Usually, people with diabetes, particularly type 2 diabetes, may have the following risk factors that contribute to their risk for developing cardiovascular disease:

  1.  High blood pressure increases the force of blood through your arteries and can damage artery walls. Having both high blood pressure and diabetes can greatly increase your risk for heart disease.

  2. High LDL (“bad”) cholesterol and low HDL (“good”) cholesterol may cause a buildup of fatty plaque in your blood vessels. This can create blockages and lead to heart attack or stroke.

  3. Obesity is a major risk factor for heart disease and has been strongly associated with insulin resistance. Thus, Weight loss can reduce the risk.

  4. Lack of physical activity is another modifiable major risk factor for insulin resistance and cardiovascular disease.

  5. Smoking narrows your arteries.
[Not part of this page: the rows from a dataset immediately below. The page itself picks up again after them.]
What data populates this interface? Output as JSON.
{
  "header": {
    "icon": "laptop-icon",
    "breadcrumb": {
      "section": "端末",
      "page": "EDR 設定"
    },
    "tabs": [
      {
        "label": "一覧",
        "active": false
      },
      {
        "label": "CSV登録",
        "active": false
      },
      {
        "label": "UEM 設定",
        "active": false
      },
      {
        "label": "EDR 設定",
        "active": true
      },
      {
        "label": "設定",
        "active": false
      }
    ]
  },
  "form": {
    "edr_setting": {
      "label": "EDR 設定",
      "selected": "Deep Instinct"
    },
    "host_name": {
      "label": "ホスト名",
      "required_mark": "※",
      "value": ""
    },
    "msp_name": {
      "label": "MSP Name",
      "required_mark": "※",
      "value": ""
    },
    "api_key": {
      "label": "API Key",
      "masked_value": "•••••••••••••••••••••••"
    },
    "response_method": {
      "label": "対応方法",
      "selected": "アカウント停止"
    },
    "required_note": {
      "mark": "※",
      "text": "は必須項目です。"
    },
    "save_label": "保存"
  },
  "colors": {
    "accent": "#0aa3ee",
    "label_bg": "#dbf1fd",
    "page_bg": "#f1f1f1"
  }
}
If you have diabetes and you are a smoker, your risk of developing heart disease is much higher than that of nonsmokers.

Now that you have a better understanding of the connection between heart disease and diabetes, 


How can you prevent it? 
Manage your ABCs:

  1. A: Get a regular A1C test to measure your average blood sugar over 2 to 3 months; aim to stay in your target range as much as possible.

  2. B: Try to keep your blood pressure below 130/80 mm Hg (or the target your doctor sets).

  3. C: Manage your cholesterol levels.

  4. s: Stop smoking or don’t start.

You have the power to manage your own risk factors and improve your heart health through lifestyle changes and working with your doctor to create a treatment plan that is right for you.